Ha! I was really hoping that this title would grab your attention! While I do want to touch briefly on the intimacy aspect the word “quickie” typically applies to, I think that in these busy days with little ones and hectic family schedules, this word also applies to other ways of helping you and your partner to stay connected:
A Quick Gesture
Often in the middle of caring for our little darlings, and even our big darling, we can forget to do the small things that can mean so much. For instance, our family dinner table with our four children is not usually a serene setting. I have three teen boys and a very talkative girl. It is loud and chaotic. I love it when my husband, Shawn, looks at me and winks. This small, barely noticeable gesture means so much to me. This gesture conveys that what our days may lack in candlelight and romance, he still notices ME and that he still sees who he fell in love with all those years ago. Maybe you and your partner could come up with a small gesture or sign to give to each other that conveys something similar.
A Quick Check-In
It is important to find a quiet time to check in with each other. By asking questions about each other’s schedules for the week, you help to assure that you are there for each other for the big things and the little ones. After you both compare schedules, a good follow-up question is, “What do you need from me this week?” Their response will help you to know what your partner is struggling with or something that they need help with. This brief check-in encourages you and your partner to not lose touch with each other in the days where it is difficult to even complete a sentence or hold on to a cohesive thought.
A Quick Embrace
When your partner comes home from work, etc., it’s temping to think of them as relief from caring for the children. That’s understandable. However, I encourage you to first take the time to give them a quick hug or kiss. This lets them know that you missed them and are glad they are home. When my boys were little, I was terrible about doing this simple thing. I was so worried that the house was a mess, or that dinner wasn’t done, or was just trying to survive the witching hour, that I barely acknowledged his arrival. I know now that he did not even care about these little things.

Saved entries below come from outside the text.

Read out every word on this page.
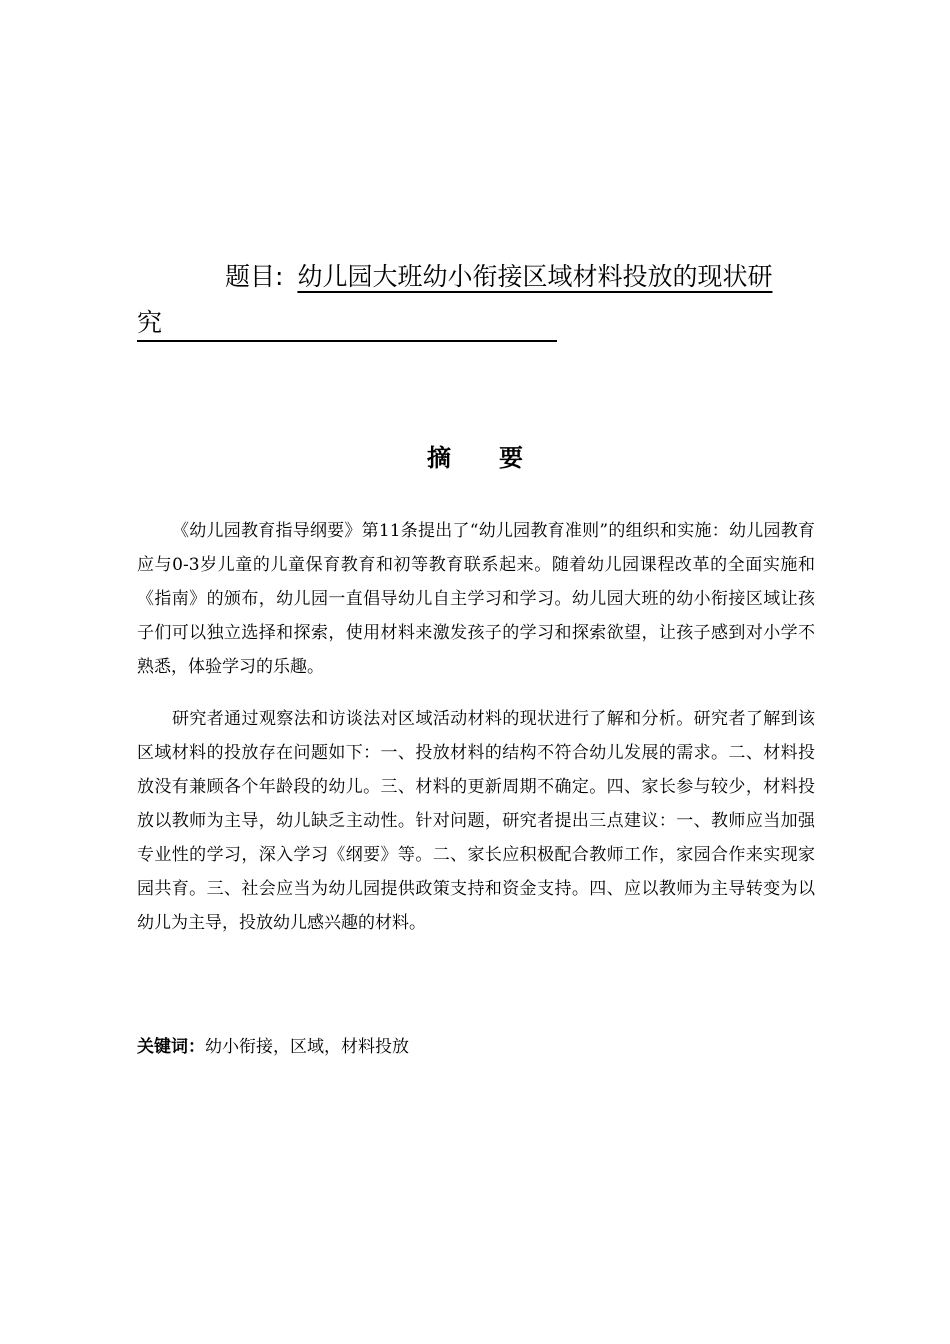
题目: 幼儿园大班幼小衔接区域材料投放的现状研
究
摘 要

《幼儿园教育指导纲要》第11条提出了“幼儿园教育准则”的组织和实施：幼儿园教育应与0-3岁儿童的儿童保育教育和初等教育联系起来。随着幼儿园课程改革的全面实施和《指南》的颁布，幼儿园一直倡导幼儿自主学习和学习。幼儿园大班的幼小衔接区域让孩子们可以独立选择和探索，使用材料来激发孩子的学习和探索欲望，让孩子感到对小学不熟悉，体验学习的乐趣。

研究者通过观察法和访谈法对区域活动材料的现状进行了解和分析。研究者了解到该区域材料的投放存在问题如下：一、投放材料的结构不符合幼儿发展的需求。二、材料投放没有兼顾各个年龄段的幼儿。三、材料的更新周期不确定。四、家长参与较少，材料投放以教师为主导，幼儿缺乏主动性。针对问题，研究者提出三点建议：一、教师应当加强专业性的学习，深入学习《纲要》等。二、家长应积极配合教师工作，家园合作来实现家园共育。三、社会应当为幼儿园提供政策支持和资金支持。四、应以教师为主导转变为以幼儿为主导，投放幼儿感兴趣的材料。

关键词：幼小衔接，区域，材料投放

But when I acted mad or frustrated that he was home, it hurt his feelings. I think that the first 5 minutes once they arrive home, truly sets the tone for the rest of the evening. Also, it helps to remember to give your partner a quick break to transition from their long day/car ride/etc. before they have to fill the shoes of parent again.
A Quick Explanation
Communication is critical in a partnership. Unfortunately, it is very easy to misinterpret. What may seem to you to be a completely innocent comment can be taken the wrong way, and before you know it, can lead to fight. It’s important to tell your partner how their comments or actions made you feel, instead of keeping quiet and holding a grudge. Being honest can clear up confusion and resolve hurt feelings before they spiral. My husband and I used to be King and Queen Grudge Holder. We could go a whole weekend without speaking or calling a truce. Luckily, as we’ve matured, we’ve realized that this does not solve the problem and makes everyone uncomfortable.
A Quick Romp
On to the title of this blog, just go for it! So many of my friends think that they can’t have sex unless everything is just right. The right setting, the right mood, the right amount of leg hair. This isn’t a movie (even a cheesy Lifetime Movie) and those moments can be few and far between. It’s good sometimes to put all the romance aside. To find a hidden place, and just aim for a quick re-connection. This activity can add some fun and some spice to an otherwise routine day, and man will your partner appreciate you! It helps you both to feel secure in your relationship even among the chaos. It also ensures your children sense that you are a united team which adds to their sense of security.
I hope this list has helped you to re-think the meaning of the infamous “Q” Word and that you make it a point to put some of these tips into practice very soon. Tell us, how do you and your partner stay connected in the busyness of raising kids? Or even keep the love alive?